Alex Burness reports on a situation that should concern patients:
At least nine Boulder Community Health patients have had copies of their personal medical records stolen either from inside or nearby the hospital’s Foothills campus, then mailed to them by an anonymous source.
It’s the third such breach the hospital has investigated since 2008.
In addition to their own patient information, at least two of the victims received a letter stating that the regional health provider — known as Boulder Community Hospital until an April 22 name change — is “still leaving medical records exposed” at many of its 18 locations in Boulder and Broomfield counties.
Though only nine victims have been identified, there may be many more. The first names, last name initials, and birth months and years of 334 people are printed on the other side of the letter.
Under that list is the address and contact information of Denver’s Office of Civil Rights, which handles regional Health Insurance Portability and Accountability Act (HIPAA) complaints.
Read more on Daily Camera.
It seems clear someone is either trying to blow the whistle on BCH’s inadequate data protection for PHI or is out to hurt BCH – or both.
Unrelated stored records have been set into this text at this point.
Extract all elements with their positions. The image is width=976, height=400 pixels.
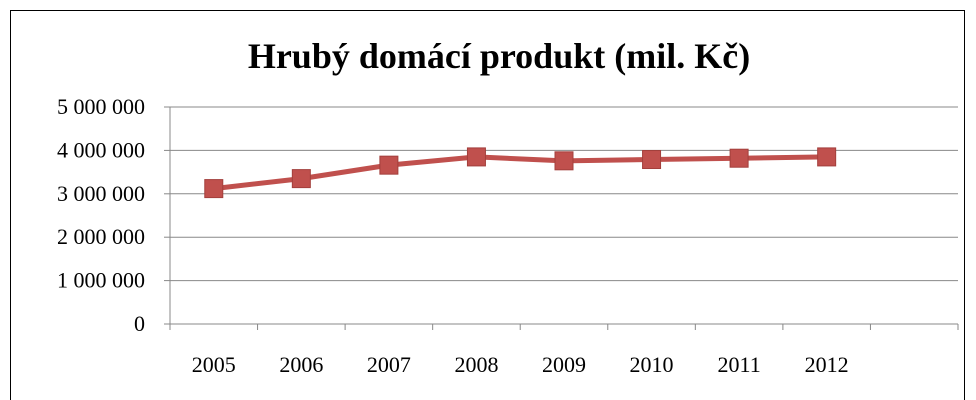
x-tick-label: 2005 (192, 352, 236, 377)
axes (164, 106, 959, 330)
gridlines (170, 106, 958, 282)
y-tick-label: 4 000 000 (57, 137, 145, 162)
y-tick-labels: 0 1 000 000 2 000 000 3 000 000 4 000 000 5 0… (57, 94, 145, 336)
y-tick-label: 5 000 000 (57, 94, 145, 119)
x-tick-label: 2006 (279, 352, 323, 377)
y-tick-label: 0 (134, 311, 145, 336)
series-line (213, 154, 827, 192)
y-tick-label: 2 000 000 (57, 224, 145, 249)
x-tick-label: 2011 (718, 352, 761, 377)
y-tick-label: 3 000 000 (57, 181, 145, 206)
data-point-marker (379, 155, 399, 175)
data-point-marker (642, 150, 662, 170)
y-tick-label: 1 000 000 (57, 268, 145, 293)
x-tick-label: 2012 (805, 352, 849, 377)
x-tick-labels: 2005 2006 2007 2008 2009 2010 2011 2012 (192, 352, 849, 377)
x-tick-label: 2009 (542, 352, 586, 377)
x-tick-label: 2007 (367, 352, 411, 377)
x-tick-label: 2008 (454, 352, 498, 377)
data-point-marker (204, 179, 224, 199)
data-point-marker (729, 148, 749, 168)
data-point-marker (817, 147, 837, 167)
data-point-marker (554, 151, 574, 171)
data-point-marker (466, 147, 486, 167)
chart-title: Hrubý domácí produkt (mil. Kč) (248, 36, 750, 76)
data-point-marker (291, 169, 311, 189)
chart-frame (10, 10, 965, 400)
series (204, 147, 837, 199)
x-tick-label: 2010 (630, 352, 674, 377)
According to Burness, the letter’s author suggested that patient information can be easily stolen from bins outside of BCH’s Foothills campus.
As reported previously on this blog, in September, 2008, the Daily Camera reported:
Paperwork containing the names, birth dates, Social Security numbers and other personal information of more than 200 patients at Boulder Community Hospital have been stolen, according to Boulder police.
Police spokeswoman Sarah Huntley said the forms taken were copies of patient-intake forms of 207 people who visited the Occupational Health and Therapy Services Department from Aug. 12-19.
In March 2010, ABC News reported that at least 14 patients at Family Medical Associates – a clinic owned by Boulder Community Health (then-called Boulder Community Hospital) had received anonymous letters warning that their medical records are not being disposed of properly and were being left in unlocked bins:
The letters state that the forms were found outside in unsecured locations and they include pictures of a row of recycle bins.
To prove it, whoever wrote the letters attached private medical forms that included names, social security numbers and dates of birth.
According to Burness, 79 BCH patients were identified as affected by that incident.
While no reports of identity theft were reported in connection with the 2010 incident, cases of ID theft were reported for a third incident that was disclosed in June 2011. As also noted previously on this blog, 9News reported that a contract nurse was accused of illegally accessing patient files of patients seen at Boulder Community Hospital and other Colorado facilities, and in some cases using Social Security numbers and other information to open credit cards in patients’ names. The nurse was subsequently charged with identity theft and theft of medical records.
Enter HHS, Stage Left?
The current incident is remarkably similar to the 2010 incident in terms of claims that BCH is not adequately securing patient records slated for disposal. Given that this is the second report of its kind involving allegedly unlocked bins, I expect that OCR will investigate this fully and may require a corrective action plan. Because the 2010 incident and this incident seem to each involve less than 500 patients, we will not see these incidents reported in HHS’s public breach tool. Local news media in Colorado may need to file under Freedom of Information to find out what, if anything, HHS did as a result of the 2010 report.
Whether HHS imposes a monetary penalty for what may be a repeat or second offense is anyone’s guess, and whether law enforcement identifies the anonymous tipster and that person faces any criminal charges remains to be seen. Could FTC investigate, too? Given their analysis of their authority, I think they could, but I don’t know how likely it is for this case. Certainly HHS and the FTC have both investigated and taken action in other cases involving the security and disposal of paper records with PHI (cf, the CVS and Rite Aid cases). This case seems to be much smaller in terms of number of patients affected, but certainly no less serious.
It is a bit of a mystery as to who the anonymous tipster might be. If it’s an employee trying to blow the whistle on sloppy PHI security, then there are other ways to accomplish this. And if it’s not an employee trying to blow the whistle, then it’s curious that the person didn’t just take some evidence and contact the media and file a complaint with HHS. In any event, I hope the person behind this is adequately protecting any patient records they suggest were removed from the bins and will consider securely shredding them.